Month: June 2011


My Fantasy Team is Doing Fucking Work this Week


My team is so streaky. One week I blow everyone away and the next week, I’m hopeless. This week is out of control… And I still have 4 days of baseball left to add to it… 292 points already. Some people have like 95. HA.

My players are hitting .350
My pitchers’ ERA is 0.72 combined

The line:29-83, 8 2B, 2 3B, 9 HR, 23 RBI, 18 R, SB, 14 BB, 12 KO, CS,31.2 INN, 22 HA, 8 BBI, 27 K, 3 ER, 2 W, 6 S

No, I will NOT trade you Bautista or Lincecum. Enfuckinjoyyyyyyy.

What’s Up With Google’s New Ugly Ass Gray Bar?


What the hell is this shit? What the fuck is this ugly assed gray bar that Google rolled out? Why gray? Since when does Google use gray as a color? That bar used to be offwhite and blue?

I’m sorry, but gray completely clashes with the rest of Google’s image. Sorry guys. WhatasinineUI designer proposed that and second of, who the hell approved it? That’s crazy as hell!

I Need to Catch Up With this Blog


Last June, I had like 50 blog posts at this point because I was out of control working in the school district all day sitting in the TV studio and blogging like it was my job. When the keypad of the back room started beeping and it was my boss, I would jolt up and bolt out the back door. Now that I have a real job and am a lazy fucking guy, I never blog much anymore. Not that anyone reads it. Except like 4 people. But that’s a good ass thing. Essentially, if anyone saw what I wrote they’d think I was a crazy guy. Well the answer is I’m not. I’m just fun. And half the shit I write is all a joke and for fun. So en-fuckin-joyyyyy.

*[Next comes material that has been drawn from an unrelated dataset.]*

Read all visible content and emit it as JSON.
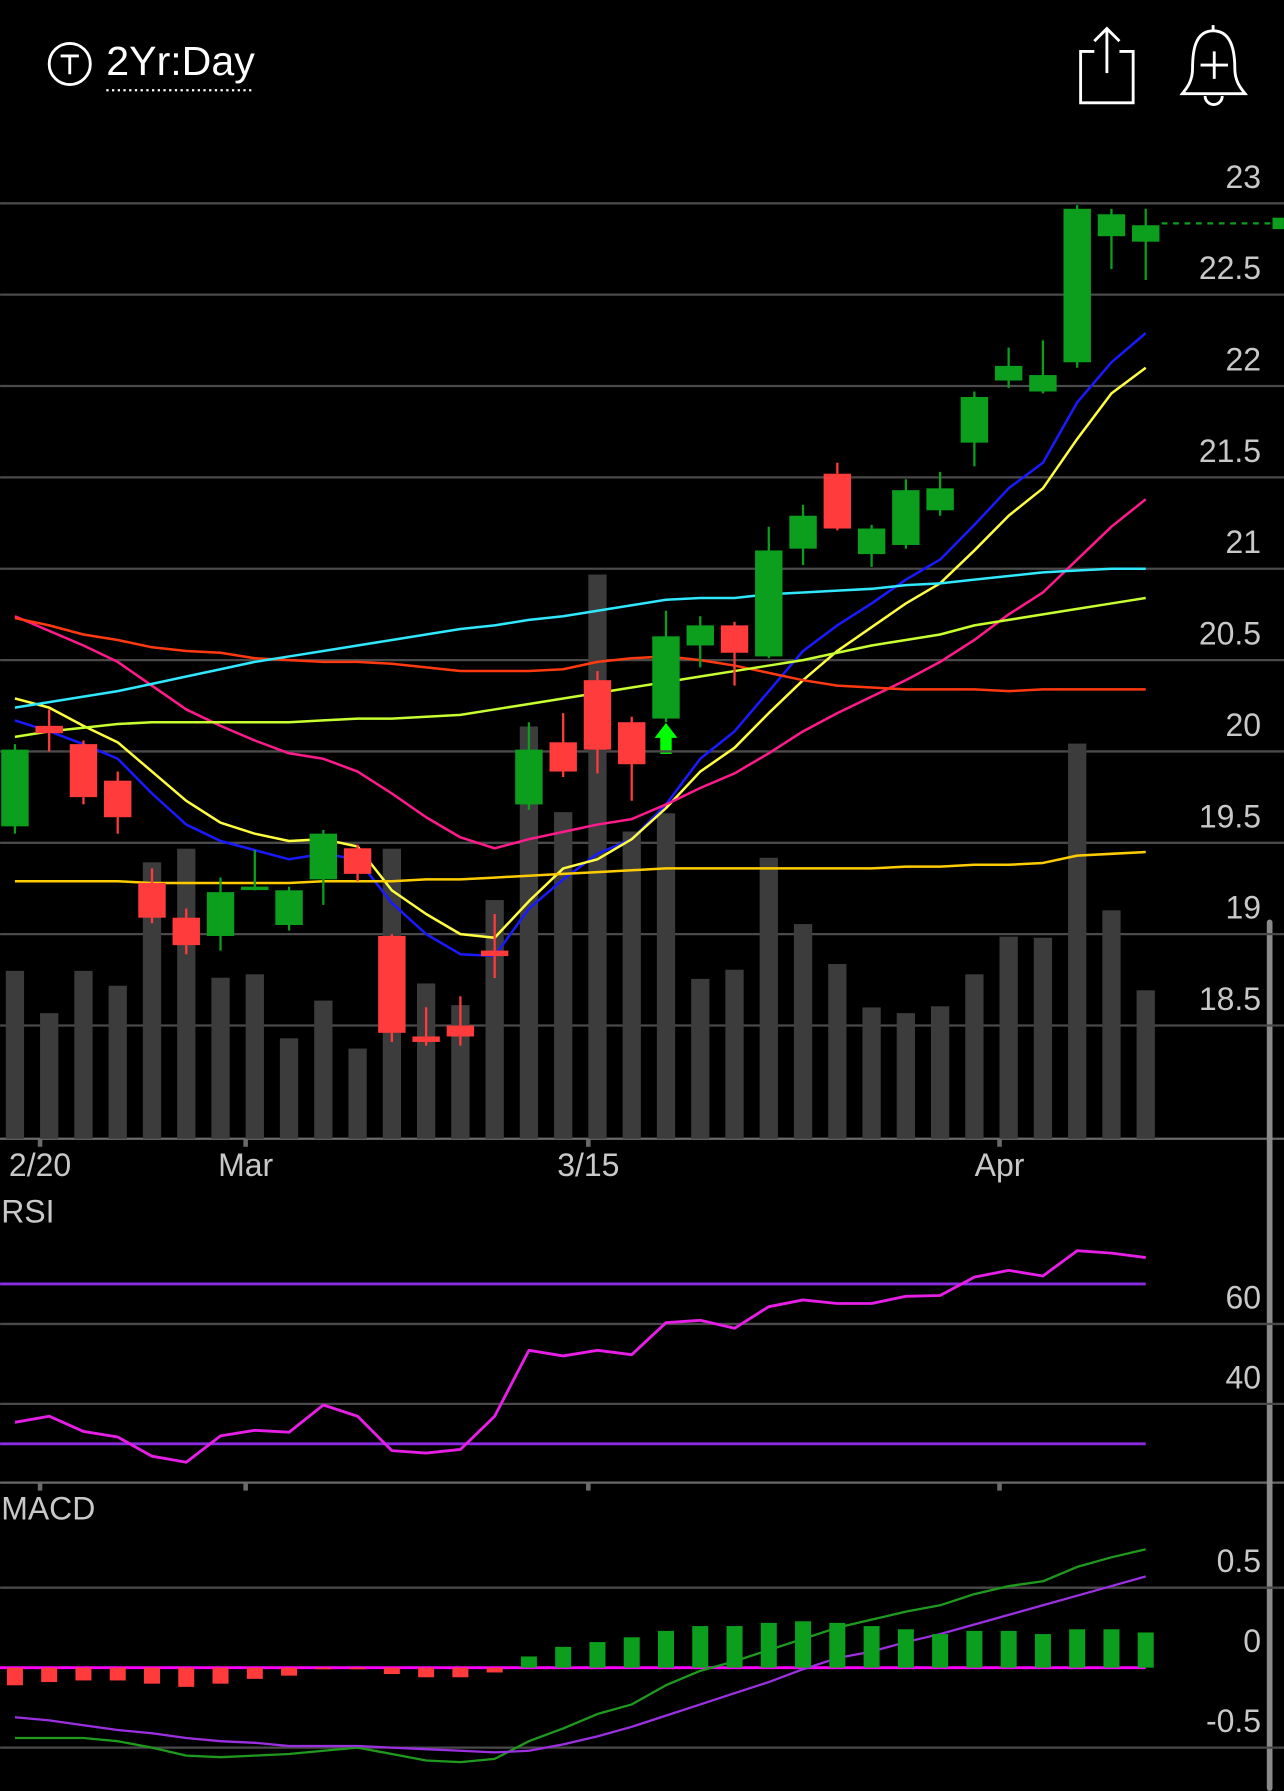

You Can Suck My Dick If 20 out of Your Last 22 Facebook Profile Pictures Are You and Your BF


A little God Damn excessive, no? Normally, I wouldn’t notice and/or care about these things, but I was at the bar and someone pointed this out to me. What a good point. You know who’s in my Facebook profile pictures? Mother fuckin’ me. And that’s all. Maybe me and my boys here and there. But it’s my profile picture. Starring me. And how hot I am. And how the biddies want to bang out, but I’m too good for them and won’t let them. I steal the show. It’s not some couples profile shit for fucks sake.

So I have one message to all you jokers who like to brag and show off how awesome you are because you’re having sexy time in every picture: Fucking blow me. Because I’m better than your mother fuckin joke boyfriend.

This Facebook Song Sucks


httpv://www.youtube.com/watch?v=9gfg1OwAO2E

I saw this on Gizmodo and they were raving about it. So I watched it for a while… and it fucking sucks. I can’t decide if this girl is hot or not, but I’m going to have to go with absolutely not. I mean she’s not the worst, butshe’s no Kymberlee. Second off, the music isn’t catchy. She’s just motormouth rambling and bitching about Facebook. If the lyrics weren’t there I’d have no idea what she was saying.

If you want to go with some kind of awesome internet tune, check out theGoogle Doodle Song, which is WAY LEGIT.